Indeed, when I close my app, there's this feeling and then the feeling along my spine disappears, but I'm certain he had been looking at me. Behind his black suit, black tie, black sunglasses, he had been watching. I had seen the slight tilt of his head, taut twitch of his jaw, as I exited the app, done with my business, done with his business.

I slip the phone in my pocket and lean back.

There, sure enough, another man, almost exactly identical - black suit and tie and sunglasses - turns his head away, as if he had noticed me noticing him noticing me. He lifts his arm and looks at his wristwatch and puts his hand in his pocket, excusing his movement.

No one speaks, but like an epiphany, something dawns on me. I am not alone and they are not alone. Would Shizuka Kaneko have noticed it? Had she meant these eccentricities when she told me "things are starting to change"?

These black suits, black ties, black sunglasses are almost exactly identical. Their hair cut short into varying buzz cuts like lawns side by side, mowed at different times. There are a good ten of them here. It's as though they had suddenly appeared as soon as I opened Navtime – out from within the app they came into existence. I had never noticed them before.

Between them, there are ordinary salarymen, some wearing simple prescription glasses, others wearing coloured ties, some old and wrinkly, others young with styled hair, some huddled in winter jackets, others gripping briefcases. They don't seem to notice anything.

It might be strange if I leaned over to the woman on my right and asked if she could see the men with black sunglasses. She would think I'm crazy because she couldn't, or think I'm paranoid if she could. She too, wears sunglasses of course.

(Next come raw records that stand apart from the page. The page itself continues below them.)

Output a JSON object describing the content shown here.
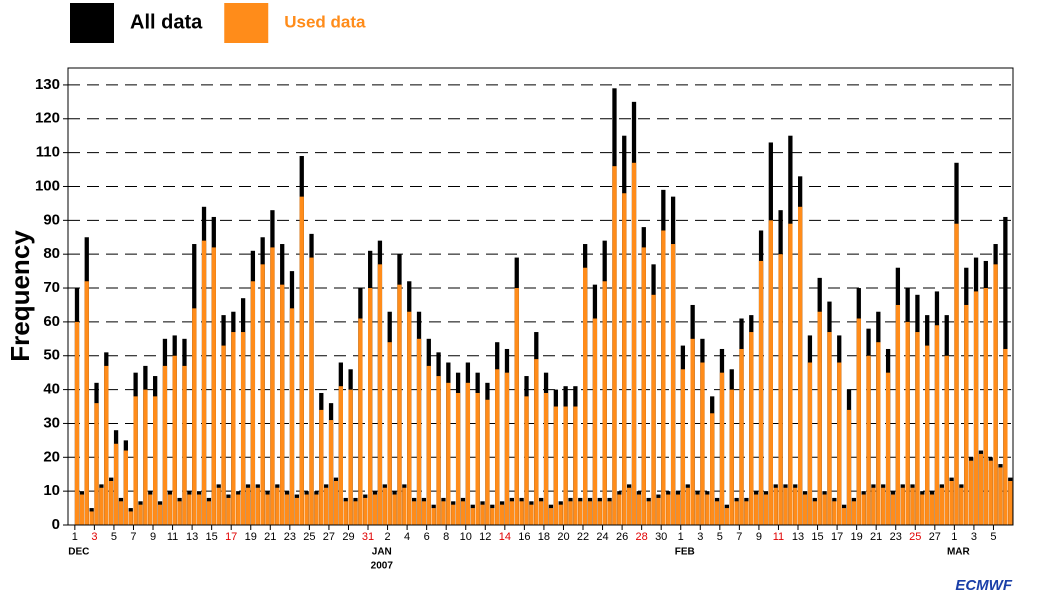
{
  "chart_data": {
    "type": "bar",
    "ylabel": "Frequency",
    "logo": "ECMWF",
    "legend": "top-left",
    "grid": true,
    "xlim": [
      -0.7,
      96
    ],
    "ylim": [
      0,
      135
    ],
    "yticks": [
      0,
      10,
      20,
      30,
      40,
      50,
      60,
      70,
      80,
      90,
      100,
      110,
      120,
      130
    ],
    "xticks": [
      {
        "value": 0,
        "label": "1"
      },
      {
        "value": 2,
        "label": "3"
      },
      {
        "value": 4,
        "label": "5"
      },
      {
        "value": 6,
        "label": "7"
      },
      {
        "value": 8,
        "label": "9"
      },
      {
        "value": 10,
        "label": "11"
      },
      {
        "value": 12,
        "label": "13"
      },
      {
        "value": 14,
        "label": "15"
      },
      {
        "value": 16,
        "label": "17"
      },
      {
        "value": 18,
        "label": "19"
      },
      {
        "value": 20,
        "label": "21"
      },
      {
        "value": 22,
        "label": "23"
      },
      {
        "value": 24,
        "label": "25"
      },
      {
        "value": 26,
        "label": "27"
      },
      {
        "value": 28,
        "label": "29"
      },
      {
        "value": 30,
        "label": "31"
      },
      {
        "value": 32,
        "label": "2"
      },
      {
        "value": 34,
        "label": "4"
      },
      {
        "value": 36,
        "label": "6"
      },
      {
        "value": 38,
        "label": "8"
      },
      {
        "value": 40,
        "label": "10"
      },
      {
        "value": 42,
        "label": "12"
      },
      {
        "value": 44,
        "label": "14"
      },
      {
        "value": 46,
        "label": "16"
      },
      {
        "value": 48,
        "label": "18"
      },
      {
        "value": 50,
        "label": "20"
      },
      {
        "value": 52,
        "label": "22"
      },
      {
        "value": 54,
        "label": "24"
      },
      {
        "value": 56,
        "label": "26"
      },
      {
        "value": 58,
        "label": "28"
      },
      {
        "value": 60,
        "label": "30"
      },
      {
        "value": 62,
        "label": "1"
      },
      {
        "value": 64,
        "label": "3"
      },
      {
        "value": 66,
        "label": "5"
      },
      {
        "value": 68,
        "label": "7"
      },
      {
        "value": 70,
        "label": "9"
      },
      {
        "value": 72,
        "label": "11"
      },
      {
        "value": 74,
        "label": "13"
      },
      {
        "value": 76,
        "label": "15"
      },
      {
        "value": 78,
        "label": "17"
      },
      {
        "value": 80,
        "label": "19"
      },
      {
        "value": 82,
        "label": "21"
      },
      {
        "value": 84,
        "label": "23"
      },
      {
        "value": 86,
        "label": "25"
      },
      {
        "value": 88,
        "label": "27"
      },
      {
        "value": 90,
        "label": "1"
      },
      {
        "value": 92,
        "label": "3"
      },
      {
        "value": 94,
        "label": "5"
      }
    ],
    "highlighted_xticks": [
      2,
      16,
      30,
      44,
      58,
      72,
      86
    ],
    "highlight_color": "#e00000",
    "month_labels": [
      {
        "value": 0,
        "label": "DEC"
      },
      {
        "value": 31,
        "label": "JAN"
      },
      {
        "value": 62,
        "label": "FEB"
      },
      {
        "value": 90,
        "label": "MAR"
      }
    ],
    "year_label": {
      "value": 31,
      "label": "2007"
    },
    "x": [
      0,
      0.5,
      1,
      1.5,
      2,
      2.5,
      3,
      3.5,
      4,
      4.5,
      5,
      5.5,
      6,
      6.5,
      7,
      7.5,
      8,
      8.5,
      9,
      9.5,
      10,
      10.5,
      11,
      11.5,
      12,
      12.5,
      13,
      13.5,
      14,
      14.5,
      15,
      15.5,
      16,
      16.5,
      17,
      17.5,
      18,
      18.5,
      19,
      19.5,
      20,
      20.5,
      21,
      21.5,
      22,
      22.5,
      23,
      23.5,
      24,
      24.5,
      25,
      25.5,
      26,
      26.5,
      27,
      27.5,
      28,
      28.5,
      29,
      29.5,
      30,
      30.5,
      31,
      31.5,
      32,
      32.5,
      33,
      33.5,
      34,
      34.5,
      35,
      35.5,
      36,
      36.5,
      37,
      37.5,
      38,
      38.5,
      39,
      39.5,
      40,
      40.5,
      41,
      41.5,
      42,
      42.5,
      43,
      43.5,
      44,
      44.5,
      45,
      45.5,
      46,
      46.5,
      47,
      47.5,
      48,
      48.5,
      49,
      49.5,
      50,
      50.5,
      51,
      51.5,
      52,
      52.5,
      53,
      53.5,
      54,
      54.5,
      55,
      55.5,
      56,
      56.5,
      57,
      57.5,
      58,
      58.5,
      59,
      59.5,
      60,
      60.5,
      61,
      61.5,
      62,
      62.5,
      63,
      63.5,
      64,
      64.5,
      65,
      65.5,
      66,
      66.5,
      67,
      67.5,
      68,
      68.5,
      69,
      69.5,
      70,
      70.5,
      71,
      71.5,
      72,
      72.5,
      73,
      73.5,
      74,
      74.5,
      75,
      75.5,
      76,
      76.5,
      77,
      77.5,
      78,
      78.5,
      79,
      79.5,
      80,
      80.5,
      81,
      81.5,
      82,
      82.5,
      83,
      83.5,
      84,
      84.5,
      85,
      85.5,
      86,
      86.5,
      87,
      87.5,
      88,
      88.5,
      89,
      89.5,
      90,
      90.5,
      91,
      91.5,
      92,
      92.5,
      93,
      93.5,
      94,
      94.5,
      95,
      95.5
    ],
    "series": [
      {
        "name": "All data",
        "color": "#000000",
        "values": [
          70,
          10,
          85,
          5,
          42,
          12,
          51,
          14,
          28,
          8,
          25,
          5,
          45,
          7,
          47,
          10,
          44,
          7,
          55,
          10,
          56,
          8,
          55,
          10,
          83,
          10,
          94,
          8,
          91,
          12,
          62,
          9,
          63,
          10,
          67,
          12,
          81,
          12,
          85,
          10,
          93,
          12,
          83,
          10,
          75,
          9,
          109,
          10,
          86,
          10,
          39,
          12,
          36,
          14,
          48,
          8,
          46,
          8,
          70,
          9,
          81,
          10,
          84,
          12,
          63,
          10,
          80,
          12,
          72,
          8,
          63,
          8,
          55,
          6,
          51,
          8,
          48,
          7,
          45,
          8,
          48,
          6,
          45,
          7,
          42,
          6,
          54,
          7,
          52,
          8,
          79,
          8,
          44,
          7,
          57,
          8,
          45,
          6,
          40,
          7,
          41,
          8,
          41,
          8,
          83,
          8,
          71,
          8,
          84,
          8,
          129,
          10,
          115,
          12,
          125,
          10,
          88,
          8,
          77,
          9,
          99,
          10,
          97,
          10,
          53,
          12,
          65,
          10,
          55,
          10,
          38,
          8,
          52,
          6,
          46,
          8,
          61,
          8,
          62,
          10,
          87,
          10,
          113,
          12,
          93,
          12,
          115,
          12,
          103,
          10,
          56,
          8,
          73,
          10,
          66,
          8,
          56,
          6,
          40,
          8,
          70,
          10,
          58,
          12,
          63,
          12,
          52,
          10,
          76,
          12,
          70,
          12,
          68,
          10,
          62,
          10,
          69,
          12,
          62,
          14,
          107,
          12,
          76,
          20,
          79,
          22,
          78,
          20,
          83,
          18,
          91,
          14
        ]
      },
      {
        "name": "Used data",
        "color": "#ff8c1a",
        "values": [
          60,
          9,
          72,
          4,
          36,
          11,
          47,
          13,
          24,
          7,
          22,
          4,
          38,
          6,
          40,
          9,
          38,
          6,
          47,
          9,
          50,
          7,
          47,
          9,
          64,
          9,
          84,
          7,
          82,
          11,
          53,
          8,
          57,
          9,
          57,
          11,
          72,
          11,
          77,
          9,
          82,
          11,
          71,
          9,
          64,
          8,
          97,
          9,
          79,
          9,
          34,
          11,
          31,
          13,
          41,
          7,
          40,
          7,
          61,
          8,
          70,
          9,
          77,
          11,
          54,
          9,
          71,
          11,
          63,
          7,
          55,
          7,
          47,
          5,
          44,
          7,
          42,
          6,
          39,
          7,
          42,
          5,
          39,
          6,
          37,
          5,
          46,
          6,
          45,
          7,
          70,
          7,
          38,
          6,
          49,
          7,
          39,
          5,
          35,
          6,
          35,
          7,
          35,
          7,
          76,
          7,
          61,
          7,
          72,
          7,
          106,
          9,
          98,
          11,
          107,
          9,
          82,
          7,
          68,
          8,
          87,
          9,
          83,
          9,
          46,
          11,
          55,
          9,
          48,
          9,
          33,
          7,
          45,
          5,
          40,
          7,
          52,
          7,
          57,
          9,
          78,
          9,
          90,
          11,
          80,
          11,
          89,
          11,
          94,
          9,
          48,
          7,
          63,
          9,
          57,
          7,
          48,
          5,
          34,
          7,
          61,
          9,
          50,
          11,
          54,
          11,
          45,
          9,
          65,
          11,
          60,
          11,
          57,
          9,
          53,
          9,
          59,
          11,
          50,
          13,
          89,
          11,
          65,
          19,
          69,
          21,
          70,
          19,
          77,
          17,
          52,
          13
        ]
      }
    ]
  }
}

It might be just as strange to ask the mother to my left as well – she's busy with the child, trying to keep him preoccupied maybe, so that he wouldn't break Etiquette. On the other hand, the guitarist is much too tall to speak to, as I am sitting and he is standing. If I try, I might as well speak to his solid guitar case instead. In any case, if I speak, surely the black suits would hear. They might look at me again, listen in on me, observe me, or more. I decide not to attract attention to myself.

We reach Shimanomachi and I watch the elderly ladies disembark with their slow mechanical steps. Along with them, a few men in ironed shirts duck out and begin a jog through the cold air to catch connecting trains. I can see the little puffs of air in front of their faces like white rabbits escaping in the wind.

The bus is now a little emptier - no less silent - and its metal frames are no longer bloated with passengers as before. However, in my predicament, I am only concerned with the ten or so black suits. These have not moved. Not even as commuters jostled past them to get off.

I reckon they are here for a reason. Perhaps because I had opened Navtime and looked for Shin-Akinoseki. Or was it before we reached Shin-Akinoseki? Or when I broke Etiquette and asked for the next station? There is no way of telling.

I wonder if I had gotten off - at the last moment, leapt off my seat and dashed out the doors before they closed - whether these men would follow me in a hurry. I wouldn't be surprised. It's as if they are simply meant to do such a thing. Maybe I should have heeded Shizuka Kaneko's warning. Take the train and walk four blocks, she said. I didn't.